Approved drugs like PARP inhibitors and alpelisib lead a much longer list of targeted agents currently in clinical trials for breast cancer. "Tumor genetic testing is important for all patients with metastatic breast cancer, which can be performed on tumor tissue or on a liquid biopsy, which looks for tumor DNA in a blood sample," says Brittany Bychkovsky, MD, MSc, of the Division of Breast Oncology. "Increasingly, mutations detected by these methods can be targeted with standard therapies or agents in clinical trials."
One such clinical trial, led by Ian Krop, MD, PhD, associate chief of Breast Oncology, is testing the targeted agent TAS-120 in patients with metastatic breast cancer carrying an FGFR amplification — redundant copies of the EGFR gene. Another trial, co-sponsored by Dana-Farber and led by Nadine Tung, MD, of Beth Israel Deaconess Medical Center, and Judy Garber, MD, MPH, chief of Cancer Genetics and Prevention at Dana-Farber, is examining the safety and effectiveness of the PARP inhibitor olaparib in patients with metastatic breast cancer who don't have a germline BRCA mutation but do have somatic mutations in BRCA1, BRCA2, or nearly 20 other genes involved in DNA repair.
A Center for BRCA
Dana-Farber's new Center for BRCA and Related Genes is a prime example of the place genetic testing has attained in cancer treatment.
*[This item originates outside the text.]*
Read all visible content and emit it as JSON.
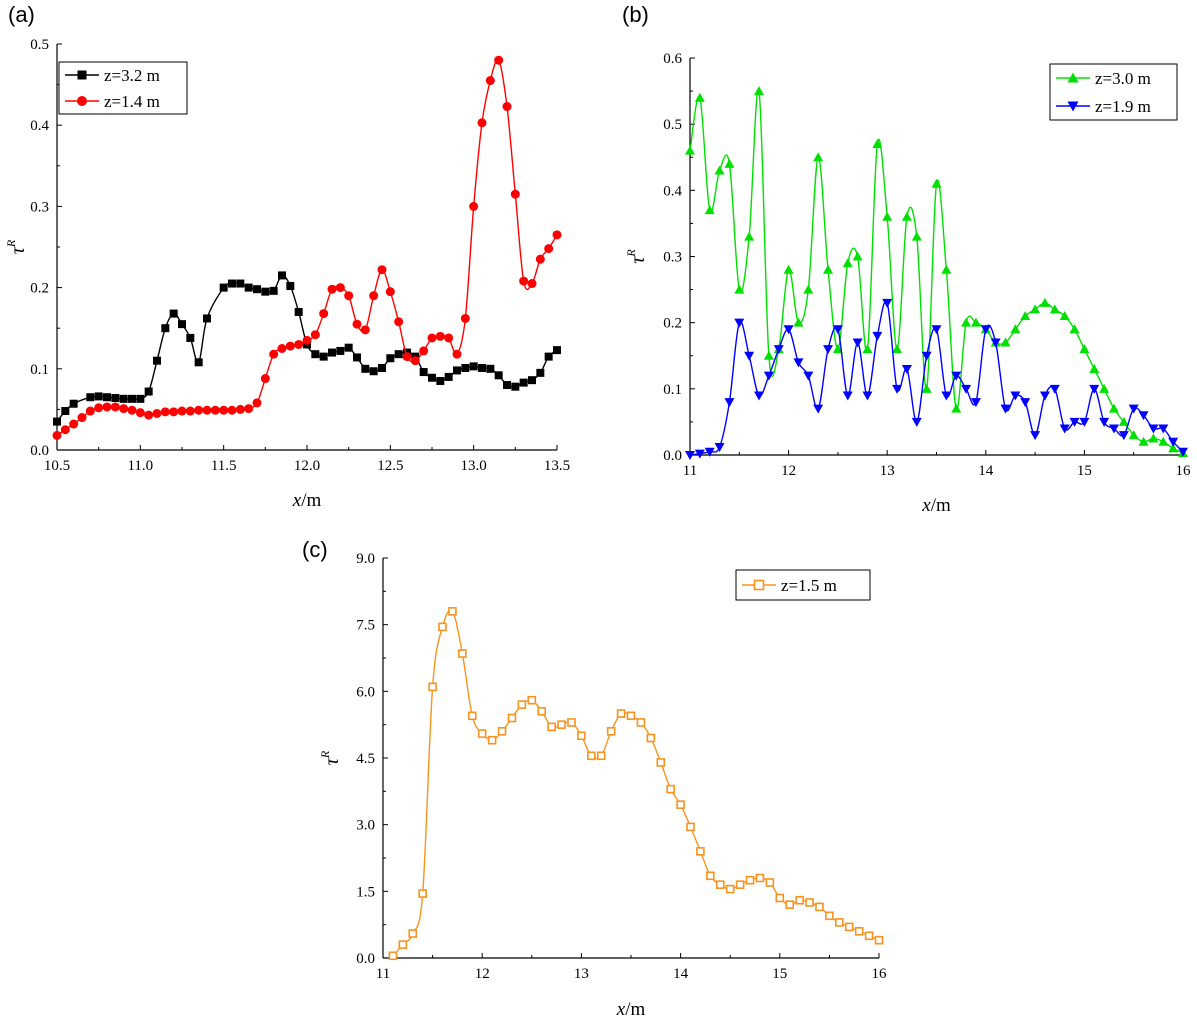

Established in August 2020, it unites specialists from multiple disease centers to provide the latest treatments to patients with cancers with BRCA or related mutations, regardless of the type of cancer they have.
"Dana-Farber has a rich tradition of discovery in the field of BRCA genes, both in basic research and in leading clinical trials of therapies targeting these genes" says Panos Konstantinopoulos, MD, PhD, director of translational research, Gynecologic Oncology, and co-leader of the center with Dr. Garber and Dipanjan Chowdhury, PhD. "The new center will focus on clinical treatment trials of new agents, trials of risk-reducing strategies, and studies of novel early detection markers, in addition to expert care of patients and testing of their family members."
Expanded Benefits from PARP Inhibitors
In 2018, olaparib became the first PARP inhibitor approved by the Food and Drug Administration for patients with breast cancer who have germline mutations in the DNA-repair genes BRCA1 or BRCA2. Now, researchers have clinical evidence that it also can benefit patients with mutations in other DNA-repair genes, such as PALB2.
In a phase 2 trial dubbed the Olaparib Expanded study, researchers administered the drug to 53 patients with metastatic breast cancer whose tumors carried somatic (noninherited) mutations in the BRCA genes or who had inherited mutations in certain DNA-repair genes other than BRCA1/2. Every patient who carried a heritable mutation in the PALB2 gene had her tumor shrink significantly, as did half of those with somatic BRCA mutations.
"The findings expand the number of patients with breast cancer who can benefit from PARP inhibitors," says Judy Garber, MD, MPH, who led the Institute's participation in the trial. "Further studies will explore whether the drugs can also be effective in other types of cancer — beyond breast cancer — that have acquired somatic mutations in the BRCA or PALB2 genes."